Special offers will only be available within the specified dates given on the Website and are subject to availability.

13. Limitations of liability

13.1. Directories or Databases are made available for the Customer’s general information and any advice, opinion, statement or other information forming part of any Publication is not intended to address the Customer’s particular requirements. The Directories or Databases do not constitute any form of advice, recommendation or arrangement by AMI (and are not intended to be relied upon by the Customer in making (or refraining from making) any specific investment or other decisions.
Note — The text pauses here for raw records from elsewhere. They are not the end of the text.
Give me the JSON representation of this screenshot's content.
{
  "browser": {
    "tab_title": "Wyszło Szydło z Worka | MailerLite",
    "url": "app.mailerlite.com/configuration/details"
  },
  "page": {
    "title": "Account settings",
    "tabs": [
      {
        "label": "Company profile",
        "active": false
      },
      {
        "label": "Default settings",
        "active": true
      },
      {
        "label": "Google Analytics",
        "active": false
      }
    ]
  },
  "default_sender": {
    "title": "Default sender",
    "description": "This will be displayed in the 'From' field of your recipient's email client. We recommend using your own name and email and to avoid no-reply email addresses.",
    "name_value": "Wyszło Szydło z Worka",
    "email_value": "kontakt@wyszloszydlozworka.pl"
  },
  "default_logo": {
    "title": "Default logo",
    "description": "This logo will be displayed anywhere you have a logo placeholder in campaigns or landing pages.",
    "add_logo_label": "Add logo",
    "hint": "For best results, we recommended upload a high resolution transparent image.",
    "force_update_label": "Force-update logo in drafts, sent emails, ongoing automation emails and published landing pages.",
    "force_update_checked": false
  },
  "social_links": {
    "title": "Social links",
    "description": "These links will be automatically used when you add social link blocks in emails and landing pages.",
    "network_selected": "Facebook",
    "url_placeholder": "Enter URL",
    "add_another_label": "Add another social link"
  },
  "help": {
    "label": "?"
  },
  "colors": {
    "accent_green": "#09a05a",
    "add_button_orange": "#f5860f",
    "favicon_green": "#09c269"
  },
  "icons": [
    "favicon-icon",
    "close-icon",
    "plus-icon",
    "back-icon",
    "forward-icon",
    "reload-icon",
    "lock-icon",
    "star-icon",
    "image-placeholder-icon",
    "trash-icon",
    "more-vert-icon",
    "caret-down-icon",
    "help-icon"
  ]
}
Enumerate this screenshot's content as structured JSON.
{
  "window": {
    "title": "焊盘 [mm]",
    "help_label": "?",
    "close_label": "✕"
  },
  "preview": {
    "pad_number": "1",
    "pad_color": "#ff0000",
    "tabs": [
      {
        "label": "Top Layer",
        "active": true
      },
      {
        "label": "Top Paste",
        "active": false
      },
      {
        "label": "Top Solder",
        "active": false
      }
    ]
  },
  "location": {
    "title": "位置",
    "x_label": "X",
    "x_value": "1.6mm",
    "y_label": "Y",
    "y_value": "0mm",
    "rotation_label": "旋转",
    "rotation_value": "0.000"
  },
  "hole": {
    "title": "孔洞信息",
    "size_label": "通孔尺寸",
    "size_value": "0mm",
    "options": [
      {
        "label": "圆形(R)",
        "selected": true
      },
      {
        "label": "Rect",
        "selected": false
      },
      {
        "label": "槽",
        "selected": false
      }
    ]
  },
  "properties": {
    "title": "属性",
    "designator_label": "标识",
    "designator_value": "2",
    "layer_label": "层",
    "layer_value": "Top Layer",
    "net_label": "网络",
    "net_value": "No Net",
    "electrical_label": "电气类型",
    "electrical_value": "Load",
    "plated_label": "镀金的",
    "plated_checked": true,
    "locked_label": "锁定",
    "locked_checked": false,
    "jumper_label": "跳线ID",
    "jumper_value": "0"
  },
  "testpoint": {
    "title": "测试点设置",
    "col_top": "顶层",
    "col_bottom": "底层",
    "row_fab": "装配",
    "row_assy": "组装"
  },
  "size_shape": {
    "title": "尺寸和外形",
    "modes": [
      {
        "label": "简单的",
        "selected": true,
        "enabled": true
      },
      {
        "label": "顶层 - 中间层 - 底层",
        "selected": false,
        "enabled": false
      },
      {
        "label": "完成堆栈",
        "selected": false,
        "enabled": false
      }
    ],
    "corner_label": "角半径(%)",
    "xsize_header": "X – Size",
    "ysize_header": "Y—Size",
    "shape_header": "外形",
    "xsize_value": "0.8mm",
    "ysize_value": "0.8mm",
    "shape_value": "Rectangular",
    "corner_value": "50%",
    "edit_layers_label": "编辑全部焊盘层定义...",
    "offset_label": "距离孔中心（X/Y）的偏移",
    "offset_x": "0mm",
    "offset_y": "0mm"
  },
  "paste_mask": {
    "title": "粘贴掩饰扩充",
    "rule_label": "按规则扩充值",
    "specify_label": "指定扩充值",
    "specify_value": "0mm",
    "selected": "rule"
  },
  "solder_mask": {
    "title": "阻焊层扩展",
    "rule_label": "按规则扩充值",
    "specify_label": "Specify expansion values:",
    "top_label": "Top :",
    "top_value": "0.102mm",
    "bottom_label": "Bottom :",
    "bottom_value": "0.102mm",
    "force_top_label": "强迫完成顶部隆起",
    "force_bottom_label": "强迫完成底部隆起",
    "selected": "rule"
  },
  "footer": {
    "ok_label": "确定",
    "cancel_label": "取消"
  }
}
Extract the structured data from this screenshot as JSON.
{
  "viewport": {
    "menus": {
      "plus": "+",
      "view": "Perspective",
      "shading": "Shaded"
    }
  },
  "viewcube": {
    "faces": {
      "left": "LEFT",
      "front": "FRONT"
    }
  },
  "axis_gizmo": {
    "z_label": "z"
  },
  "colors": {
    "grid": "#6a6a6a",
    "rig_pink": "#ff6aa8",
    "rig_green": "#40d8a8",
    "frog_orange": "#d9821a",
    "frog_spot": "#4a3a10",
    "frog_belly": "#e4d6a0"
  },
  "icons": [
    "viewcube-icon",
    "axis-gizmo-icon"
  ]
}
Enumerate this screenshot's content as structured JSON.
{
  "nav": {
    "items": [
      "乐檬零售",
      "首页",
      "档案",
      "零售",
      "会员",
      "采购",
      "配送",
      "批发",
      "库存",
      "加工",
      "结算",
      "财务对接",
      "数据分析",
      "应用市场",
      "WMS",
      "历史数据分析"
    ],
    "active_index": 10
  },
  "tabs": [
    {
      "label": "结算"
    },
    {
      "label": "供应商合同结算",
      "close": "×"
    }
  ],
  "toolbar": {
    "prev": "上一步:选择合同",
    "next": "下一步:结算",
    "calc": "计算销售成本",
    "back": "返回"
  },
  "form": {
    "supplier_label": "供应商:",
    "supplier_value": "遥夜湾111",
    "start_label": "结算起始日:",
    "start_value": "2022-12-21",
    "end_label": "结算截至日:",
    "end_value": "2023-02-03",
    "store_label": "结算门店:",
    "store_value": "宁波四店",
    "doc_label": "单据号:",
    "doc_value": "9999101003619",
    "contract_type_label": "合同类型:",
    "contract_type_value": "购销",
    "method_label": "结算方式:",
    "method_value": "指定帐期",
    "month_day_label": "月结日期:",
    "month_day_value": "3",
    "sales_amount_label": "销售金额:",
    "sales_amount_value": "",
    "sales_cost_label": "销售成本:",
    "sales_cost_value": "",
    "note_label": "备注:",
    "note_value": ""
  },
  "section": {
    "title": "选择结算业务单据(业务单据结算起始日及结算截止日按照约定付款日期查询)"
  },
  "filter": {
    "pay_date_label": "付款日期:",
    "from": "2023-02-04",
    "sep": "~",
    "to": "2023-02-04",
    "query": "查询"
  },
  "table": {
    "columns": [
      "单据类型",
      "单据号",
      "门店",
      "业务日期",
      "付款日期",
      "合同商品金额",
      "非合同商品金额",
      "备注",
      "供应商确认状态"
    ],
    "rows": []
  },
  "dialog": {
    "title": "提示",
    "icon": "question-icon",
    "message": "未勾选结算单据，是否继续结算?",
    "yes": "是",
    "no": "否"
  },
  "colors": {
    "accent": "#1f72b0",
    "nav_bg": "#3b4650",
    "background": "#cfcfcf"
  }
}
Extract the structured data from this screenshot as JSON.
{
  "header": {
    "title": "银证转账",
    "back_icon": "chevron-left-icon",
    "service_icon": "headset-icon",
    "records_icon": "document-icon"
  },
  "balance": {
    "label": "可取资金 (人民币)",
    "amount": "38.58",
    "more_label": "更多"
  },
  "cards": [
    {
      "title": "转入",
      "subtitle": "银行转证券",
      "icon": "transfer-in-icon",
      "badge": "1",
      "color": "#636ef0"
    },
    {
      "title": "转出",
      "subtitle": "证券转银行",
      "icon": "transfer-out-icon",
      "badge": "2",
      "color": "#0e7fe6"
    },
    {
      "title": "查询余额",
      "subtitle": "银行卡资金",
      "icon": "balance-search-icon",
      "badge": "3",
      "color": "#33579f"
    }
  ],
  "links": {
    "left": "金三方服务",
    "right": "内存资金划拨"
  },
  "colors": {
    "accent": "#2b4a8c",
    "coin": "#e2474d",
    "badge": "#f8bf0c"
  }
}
13.2. The Directories or Databases may include inaccuracies or typographical errors. AMI makes no representations or warranties and, to the fullest extent allowed by law, excludes all implied warranties (including, but not limited to, warranties of satisfactory quality, title and fitness for a particular purpose) regarding:

a. the accuracy, availability, reliability or completeness of the Publications; or

b. the results obtained from using any Publications.

13.3. Nothing in these Terms shall limit or exclude AMI’s liability for:

a. death or personal injury;

b. fraud or fraudulent misrepresentation; or

c. breach of any other liability which cannot be limited or excluded by applicable law.

13.4. Subject to clause 13.3, AMI's total liability to the Customer, whether in contract, tort (including negligence), breach of statutory duty, or otherwise, arising under or in connection with these Terms shall be limited to the total Purchase Price paid by the Customer in relation to any Order.

14. Data Processing

AMI shall, in relation to any processing of personal data comply with its obligations under its Privacy Policy. The purchaser of AMI databases becomes the controller for any data purchased and shall comply with all applicable requirements of the Data Protection Laws in relation to AMI databases.

15. General

15.1. Except as set out in these Terms, no variation of these Terms shall be effective unless made in writing and signed by the parties (or their authorised representatives).

15.2. No failure or delay by a party to enforce or exercise any right or remedy under these Terms, or by law shall be deemed to be a waiver of that or any other right or remedy, nor shall it operate so as to bar the enforcement or exercise of that or any other right or remedy at any time subsequently. Any waiver of any breach of these Terms shall not be deemed to be a waiver of any subsequent breach.

15.3. If any court or competent authority finds that any provision of these Terms is invalid, illegal or unenforceable, that provision (or part) shall, to the extent required, be deemed to be deleted, and the validity and enforceability of the other provisions of these Terms shall not be affected.

15.4. Any notice to a party under these Terms, shall be in writing, signed by or on behalf of the party giving it and shall be delivered personally, by pre-paid first class post, or email to the address or email address notified by the parties in writing from time to time. A notice shall be deemed to have been served at the time of delivery, if delivered personally, 48 hours after posting for an address in the United Kingdom, five Business Days after posting for any other address and upon despatch if delivered by email during normal business hours and otherwise at 9.00am on the next Business Day.

15.5. Unless expressly stated otherwise, these Terms do not give rise to any rights under the Contracts (Rights of Third Parties) Act 1999.

15.6. These Terms, and any dispute or claim (including non-contractual disputes or claims) arising out of or in connection with them or their subject matter or formation shall be governed by, and construed in accordance with the law of England and Wales.

15.7. Each party irrevocably agrees that the courts of England and Wales shall have exclusive jurisdiction to settle any dispute or claim (including non-contractual disputes or claims) arising out of or in connection with these Terms or their subject matter or formation.